Negatively correlated:

Avg_Open_To_Buy and Avg_Utilization_Ratio (-0.54): Higher utilisation reduces available credit
Credit_Limit and Blue (-0.52): “Blue” (e.g., a card type) might be associated with lower credit limits
Avg_Open_To_Buy and Blue (-0.51): Similar to above, “Blue” may correlate with lower available credit
Married and Single (-0.74): These are mostly mutually exclusive categories but maybe not perfectly correlated due to the other categories like Divorced
Blue and Silver (-0.89): Likely mutually exclusive card types or tiers

Feature selection

And after the one-hot encoding, there were around 16 one-hot encoded categorical variables. To reduce the dimensionality, I used Principle Component Analysis (PCA) to bring these 16 down to 4.

Now there are a total of 19 features: 14 quantitative, 4 categorical and 1 target (Churn).

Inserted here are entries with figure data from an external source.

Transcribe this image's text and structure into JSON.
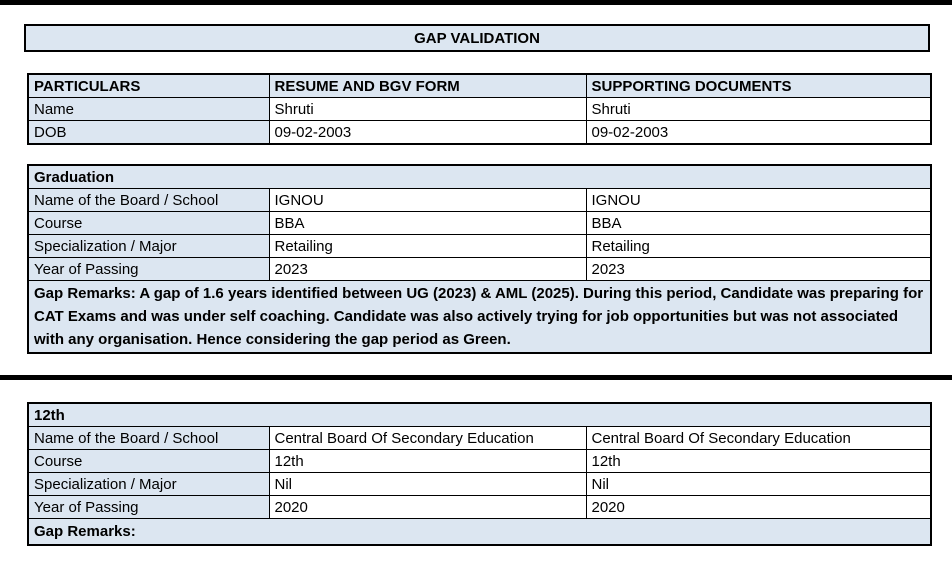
{
  "document": {
    "title": "GAP VALIDATION"
  },
  "colors": {
    "section_fill": "#dce6f1",
    "border": "#000000",
    "background": "#ffffff",
    "text": "#000000"
  },
  "personal_table": {
    "headers": [
      "PARTICULARS",
      "RESUME AND BGV FORM",
      "SUPPORTING DOCUMENTS"
    ],
    "rows": [
      {
        "label": "Name",
        "resume_value": "Shruti",
        "supporting_value": "Shruti"
      },
      {
        "label": "DOB",
        "resume_value": "09-02-2003",
        "supporting_value": "09-02-2003"
      }
    ]
  },
  "graduation_section": {
    "title": "Graduation",
    "rows": [
      {
        "label": "Name of the Board / School",
        "resume_value": "IGNOU",
        "supporting_value": "IGNOU"
      },
      {
        "label": "Course",
        "resume_value": "BBA",
        "supporting_value": "BBA"
      },
      {
        "label": "Specialization / Major",
        "resume_value": "Retailing",
        "supporting_value": "Retailing"
      },
      {
        "label": "Year of Passing",
        "resume_value": "2023",
        "supporting_value": "2023"
      }
    ],
    "gap_remarks": "Gap Remarks: A gap of 1.6 years identified between UG (2023) & AML (2025). During this period, Candidate was preparing for CAT Exams and was under self coaching. Candidate was also actively trying for job opportunities but was not associated with any organisation. Hence considering the gap period as Green."
  },
  "twelfth_section": {
    "title": "12th",
    "rows": [
      {
        "label": "Name of the Board / School",
        "resume_value": "Central Board Of Secondary Education",
        "supporting_value": "Central Board Of Secondary Education"
      },
      {
        "label": "Course",
        "resume_value": "12th",
        "supporting_value": "12th"
      },
      {
        "label": "Specialization / Major",
        "resume_value": "Nil",
        "supporting_value": "Nil"
      },
      {
        "label": "Year of Passing",
        "resume_value": "2020",
        "supporting_value": "2020"
      }
    ],
    "gap_remarks": "Gap Remarks:"
  }
}
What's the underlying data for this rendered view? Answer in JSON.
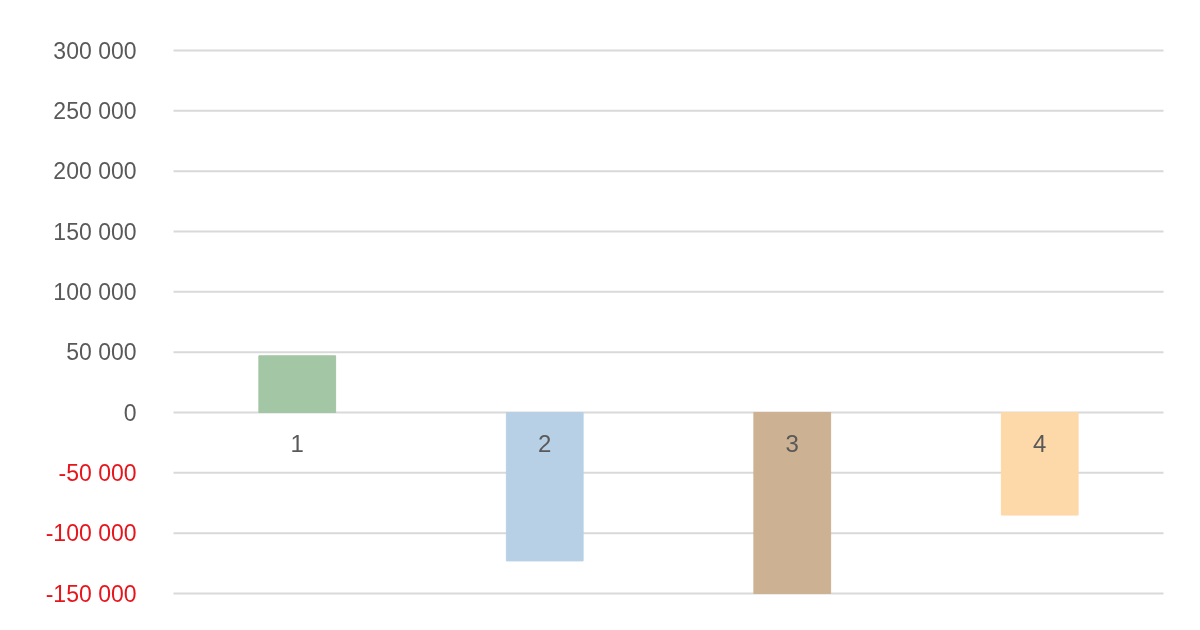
{
  "chart_data": {
    "type": "bar",
    "categories": [
      "1",
      "2",
      "3",
      "4"
    ],
    "values": [
      47000,
      -123000,
      -150000,
      -85000
    ],
    "colors": [
      "#a3c6a4",
      "#b8d0e6",
      "#ccb193",
      "#fdd8a8"
    ],
    "ylim": [
      -150000,
      300000
    ],
    "yticks": [
      {
        "value": -150000,
        "label": "-150 000"
      },
      {
        "value": -100000,
        "label": "-100 000"
      },
      {
        "value": -50000,
        "label": "-50 000"
      },
      0,
      {
        "value": 50000,
        "label": "50 000"
      },
      {
        "value": 100000,
        "label": "100 000"
      },
      {
        "value": 150000,
        "label": "150 000"
      },
      {
        "value": 200000,
        "label": "200 000"
      },
      {
        "value": 250000,
        "label": "250 000"
      },
      {
        "value": 300000,
        "label": "300 000"
      }
    ],
    "grid": "y",
    "legend": false
  }
}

The features which had the highest correlations with Churn, the target variable were:

Total_Trans_Ct              0.536860
PC-3                        0.451551
Total_Ct_Chng_Q4_Q1         0.393457
Total_Revolving_Bal         0.337962
Total_Relationship_Count    0.313742

Model training

After splitting the upsampled dataset into train and test with a 70-30 split, I created a pipeline which scales the features and trains the classifier models on the scaled features.

rf_pipe = Pipeline(steps =[ ('scale',StandardScaler()), ("RF",RandomForestClassifier(random_state=17)) ])

To compare the predictive capabilities of the model, I use f1 scores. F1 score is the harmonic mean of precision and recall, which means it balances both false positives and false negatives. This is also calculated with cross-validation using 5 folds, to reduce the variance associated with a single train-test split. The higher the F1 score, the better the prediction.

f1_cross_val_scores = cross_val_score(rf_pipe,X_train,y_train,cv=5,scoring='f1')
ada_f1_cross_val_scores=cross_val_score(ada_pipe,X_train,y_train,cv=5,scoring='f1')
svm_f1_cross_val_scores=cross_val_score(svm_pipe,X_train,y_train,cv=5,scoring='f1')

The Random Forest model produced the highest F1 scores. Using the trained models on the test dataset also yielded f1 scores in a similar order:

Random Forest F1 Score: 0.93
AdaBoost F1 Score: 0.90
SVM F1 Score: 0.90

Just as a comparison, the predictions without oversampling were much lower in F1 scores:

Random Forest F1 Score: 0.69
AdaBoost F1 Score: 0.63
SVM F1 Score: 0.62

Conclusion

This was a simple churn prediction task to predict which customers would churn based on various features that would be available as data collected by a bank. It involved exploration, one-hot encoding, checking for multi-collinearity, dimensionality reduction using PCA and feature scaling, followed by model training and evaluation on test set.

In real world projects, there could be be more complexity involved. For example, there could be instances of delayed churn, such as in the case of a cancellation that would go into effect at a much later date. This is where additional techniques like survival modelling can be useful.